Like many grads, Jaydon isn't yet in a full-time job since he graduated from uni - so he's started a fleet of car-share vehicles, building up from sharing his own car while working part time. He's now sharing 5 cars and earning a steady income from his small fleet.

Kate Trumbull

This article by Daniel Newell was originally published in The West Australian on 10 August

For some, WA’s booming gig economy is a way to add a little spending money to wages from their regular day job.

For other more enterprising go-getters, what may have started as a side hustle to make ends meet during the depths of the COVID pandemic has now become big business.

WA has the highest use of gig economy services in the country as rideshare and food delivery platforms continue to boom.

Perth marketing graduate Jaydon Manso-Vukovich is among those cashing in on one corner of the gig economy that connects those in short-term need of a car, van or ute with those happy to rent theirs out.

The 23-year-old is still looking for full-time work after completing a degree at Curtin University but in the meantime is boosting his income renting out five cars through peer-to-peer car sharing app Car Next Door.

Mr Manso-Vukovich signed up to the platform last year while studying and working part-time at Coles to rent out his 2006 Toyota Yaris to neighbours and tourists.

At first, he made $300 a month, which gave him the confidence to invest in another car. He now has four vehicles listed on the platform — each earning him about $1000 a month — and is preparing to add another. After costs, he said he pockets about $700 for each car.

“They’re doing really well and are rented out consistently,” Mr Manso-Vukovich said. “I sometimes get a car back at 10am, and it’s booked out again by 5pm.

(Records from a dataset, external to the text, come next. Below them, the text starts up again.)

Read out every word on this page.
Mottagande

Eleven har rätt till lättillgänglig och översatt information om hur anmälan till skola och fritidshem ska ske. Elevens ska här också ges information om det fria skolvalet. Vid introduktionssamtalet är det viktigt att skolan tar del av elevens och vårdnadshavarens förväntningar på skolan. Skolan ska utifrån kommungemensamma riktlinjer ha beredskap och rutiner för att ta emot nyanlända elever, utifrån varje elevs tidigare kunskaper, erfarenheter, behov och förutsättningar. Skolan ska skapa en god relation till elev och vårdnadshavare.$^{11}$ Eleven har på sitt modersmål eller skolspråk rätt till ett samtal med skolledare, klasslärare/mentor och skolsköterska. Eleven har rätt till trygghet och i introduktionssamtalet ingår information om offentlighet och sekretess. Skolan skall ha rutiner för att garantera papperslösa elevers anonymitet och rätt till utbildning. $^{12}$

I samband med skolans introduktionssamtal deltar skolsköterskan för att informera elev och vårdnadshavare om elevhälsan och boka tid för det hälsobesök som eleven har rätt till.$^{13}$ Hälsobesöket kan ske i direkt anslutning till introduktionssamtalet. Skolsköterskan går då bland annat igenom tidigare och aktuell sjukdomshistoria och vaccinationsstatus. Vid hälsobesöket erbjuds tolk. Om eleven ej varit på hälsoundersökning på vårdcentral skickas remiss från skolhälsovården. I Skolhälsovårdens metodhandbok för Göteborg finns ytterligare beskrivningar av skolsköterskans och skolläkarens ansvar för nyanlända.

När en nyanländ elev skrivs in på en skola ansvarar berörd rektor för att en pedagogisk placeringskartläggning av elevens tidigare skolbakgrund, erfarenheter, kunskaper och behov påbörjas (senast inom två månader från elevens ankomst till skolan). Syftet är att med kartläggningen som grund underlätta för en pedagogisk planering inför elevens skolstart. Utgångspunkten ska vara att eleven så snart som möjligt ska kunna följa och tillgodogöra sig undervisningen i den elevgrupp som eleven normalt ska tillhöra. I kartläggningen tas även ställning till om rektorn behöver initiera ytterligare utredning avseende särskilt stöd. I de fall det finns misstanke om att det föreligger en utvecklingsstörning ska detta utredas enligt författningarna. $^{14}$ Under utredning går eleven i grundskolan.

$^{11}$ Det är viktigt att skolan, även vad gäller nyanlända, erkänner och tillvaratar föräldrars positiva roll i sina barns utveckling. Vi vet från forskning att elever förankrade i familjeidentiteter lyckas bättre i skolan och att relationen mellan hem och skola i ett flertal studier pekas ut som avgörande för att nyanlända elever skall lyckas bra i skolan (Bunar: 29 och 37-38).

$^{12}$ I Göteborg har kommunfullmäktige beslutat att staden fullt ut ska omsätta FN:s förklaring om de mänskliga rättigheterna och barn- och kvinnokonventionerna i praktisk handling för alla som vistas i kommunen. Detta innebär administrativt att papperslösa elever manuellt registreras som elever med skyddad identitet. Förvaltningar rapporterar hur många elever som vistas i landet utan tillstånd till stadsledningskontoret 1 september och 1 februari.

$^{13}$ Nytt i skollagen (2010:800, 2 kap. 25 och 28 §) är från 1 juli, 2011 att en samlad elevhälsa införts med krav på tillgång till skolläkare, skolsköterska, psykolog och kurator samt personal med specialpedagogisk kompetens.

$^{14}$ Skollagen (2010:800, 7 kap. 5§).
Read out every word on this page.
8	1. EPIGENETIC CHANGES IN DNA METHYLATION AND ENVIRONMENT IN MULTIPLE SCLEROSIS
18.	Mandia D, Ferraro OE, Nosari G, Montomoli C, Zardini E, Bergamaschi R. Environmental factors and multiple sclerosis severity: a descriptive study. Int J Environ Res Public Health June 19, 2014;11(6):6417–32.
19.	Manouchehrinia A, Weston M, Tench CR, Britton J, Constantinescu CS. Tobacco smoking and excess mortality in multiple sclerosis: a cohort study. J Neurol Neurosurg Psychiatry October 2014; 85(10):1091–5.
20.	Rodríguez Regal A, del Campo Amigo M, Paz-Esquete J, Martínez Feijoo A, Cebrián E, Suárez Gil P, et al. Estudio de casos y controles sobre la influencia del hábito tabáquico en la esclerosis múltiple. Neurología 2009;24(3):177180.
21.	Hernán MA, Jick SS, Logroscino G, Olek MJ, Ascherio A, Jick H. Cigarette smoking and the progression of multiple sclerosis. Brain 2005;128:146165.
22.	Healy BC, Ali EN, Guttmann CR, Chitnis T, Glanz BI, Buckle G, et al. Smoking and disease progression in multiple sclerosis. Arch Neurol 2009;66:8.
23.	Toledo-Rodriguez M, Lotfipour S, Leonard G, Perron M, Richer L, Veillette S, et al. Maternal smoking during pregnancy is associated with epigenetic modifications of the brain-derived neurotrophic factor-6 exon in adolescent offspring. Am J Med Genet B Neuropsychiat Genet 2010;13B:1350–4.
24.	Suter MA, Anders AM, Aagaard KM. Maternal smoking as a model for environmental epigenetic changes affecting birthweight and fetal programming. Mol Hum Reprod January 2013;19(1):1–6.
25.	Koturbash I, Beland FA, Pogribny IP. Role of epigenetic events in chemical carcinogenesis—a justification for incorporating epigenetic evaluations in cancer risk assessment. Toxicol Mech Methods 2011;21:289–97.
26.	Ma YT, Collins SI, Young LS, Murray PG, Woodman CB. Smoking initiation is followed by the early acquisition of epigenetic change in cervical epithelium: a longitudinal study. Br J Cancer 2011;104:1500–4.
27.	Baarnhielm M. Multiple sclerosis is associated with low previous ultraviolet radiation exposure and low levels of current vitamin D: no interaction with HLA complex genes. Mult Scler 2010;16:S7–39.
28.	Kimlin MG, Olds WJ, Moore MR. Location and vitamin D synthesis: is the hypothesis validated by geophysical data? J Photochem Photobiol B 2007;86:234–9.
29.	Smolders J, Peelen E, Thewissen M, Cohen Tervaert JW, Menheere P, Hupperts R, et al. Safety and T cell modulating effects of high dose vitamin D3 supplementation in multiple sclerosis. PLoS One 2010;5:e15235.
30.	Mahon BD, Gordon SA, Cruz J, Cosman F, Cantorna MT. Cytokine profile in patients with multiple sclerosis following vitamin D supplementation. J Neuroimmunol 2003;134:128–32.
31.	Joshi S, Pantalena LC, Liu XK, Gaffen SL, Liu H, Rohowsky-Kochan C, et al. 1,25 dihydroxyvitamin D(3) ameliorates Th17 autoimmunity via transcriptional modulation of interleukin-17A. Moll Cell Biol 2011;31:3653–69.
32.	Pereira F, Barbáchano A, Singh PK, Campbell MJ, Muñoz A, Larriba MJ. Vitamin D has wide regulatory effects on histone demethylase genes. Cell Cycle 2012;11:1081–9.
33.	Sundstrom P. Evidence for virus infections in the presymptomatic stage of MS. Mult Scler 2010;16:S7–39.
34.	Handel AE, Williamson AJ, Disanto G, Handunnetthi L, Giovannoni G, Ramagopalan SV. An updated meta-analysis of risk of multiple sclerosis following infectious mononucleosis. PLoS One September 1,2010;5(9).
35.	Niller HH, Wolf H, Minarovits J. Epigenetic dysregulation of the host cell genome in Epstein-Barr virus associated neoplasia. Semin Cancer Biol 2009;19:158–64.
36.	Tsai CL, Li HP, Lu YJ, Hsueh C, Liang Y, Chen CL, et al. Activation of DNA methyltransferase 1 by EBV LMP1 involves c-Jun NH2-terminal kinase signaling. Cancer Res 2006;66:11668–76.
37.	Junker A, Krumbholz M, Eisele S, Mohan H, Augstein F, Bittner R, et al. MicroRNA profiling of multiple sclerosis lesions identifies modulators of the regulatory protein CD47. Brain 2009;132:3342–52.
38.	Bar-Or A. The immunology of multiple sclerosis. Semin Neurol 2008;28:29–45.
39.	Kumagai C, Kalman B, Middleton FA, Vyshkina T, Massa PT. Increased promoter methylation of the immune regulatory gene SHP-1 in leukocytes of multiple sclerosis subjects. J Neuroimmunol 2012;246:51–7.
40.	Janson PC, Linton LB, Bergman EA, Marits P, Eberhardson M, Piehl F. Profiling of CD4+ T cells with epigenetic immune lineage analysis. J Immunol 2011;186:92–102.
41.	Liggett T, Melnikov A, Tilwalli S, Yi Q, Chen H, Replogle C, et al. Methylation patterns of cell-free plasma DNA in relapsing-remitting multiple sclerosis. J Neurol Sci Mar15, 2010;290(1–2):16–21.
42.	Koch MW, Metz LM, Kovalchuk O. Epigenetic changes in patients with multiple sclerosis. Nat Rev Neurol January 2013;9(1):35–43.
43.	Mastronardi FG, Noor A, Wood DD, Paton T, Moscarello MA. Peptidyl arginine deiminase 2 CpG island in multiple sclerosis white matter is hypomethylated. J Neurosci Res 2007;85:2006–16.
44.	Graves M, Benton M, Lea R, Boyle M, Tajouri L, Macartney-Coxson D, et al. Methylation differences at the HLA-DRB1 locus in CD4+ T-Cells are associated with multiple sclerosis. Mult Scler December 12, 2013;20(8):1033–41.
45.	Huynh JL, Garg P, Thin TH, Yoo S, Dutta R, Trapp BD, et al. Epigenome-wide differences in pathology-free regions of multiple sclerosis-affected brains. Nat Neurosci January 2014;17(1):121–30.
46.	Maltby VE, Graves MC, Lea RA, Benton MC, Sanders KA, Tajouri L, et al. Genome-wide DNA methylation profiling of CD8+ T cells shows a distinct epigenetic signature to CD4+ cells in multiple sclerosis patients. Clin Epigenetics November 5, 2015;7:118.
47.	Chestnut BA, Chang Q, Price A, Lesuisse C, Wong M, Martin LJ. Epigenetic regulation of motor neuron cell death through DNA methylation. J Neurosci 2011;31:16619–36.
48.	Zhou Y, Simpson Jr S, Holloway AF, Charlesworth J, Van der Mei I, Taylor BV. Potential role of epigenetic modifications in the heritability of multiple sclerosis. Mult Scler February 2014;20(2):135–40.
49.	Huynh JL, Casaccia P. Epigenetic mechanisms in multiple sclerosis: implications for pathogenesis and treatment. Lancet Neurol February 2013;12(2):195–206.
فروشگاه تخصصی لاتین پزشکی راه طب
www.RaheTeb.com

“I did a lot of research before and Toyotas are great and run for ever. I don’t have a full-time job at the moment, so this is a great source of income, and I make my money back within the year.”

Car Next Door chief executive Will Davies said the platform had recorded a 245 per cent increase in customers since the pandemic, with 19,000 new users signing up across the country each month.

Australia’s gig economy is now worth more than $6.3 billion a year.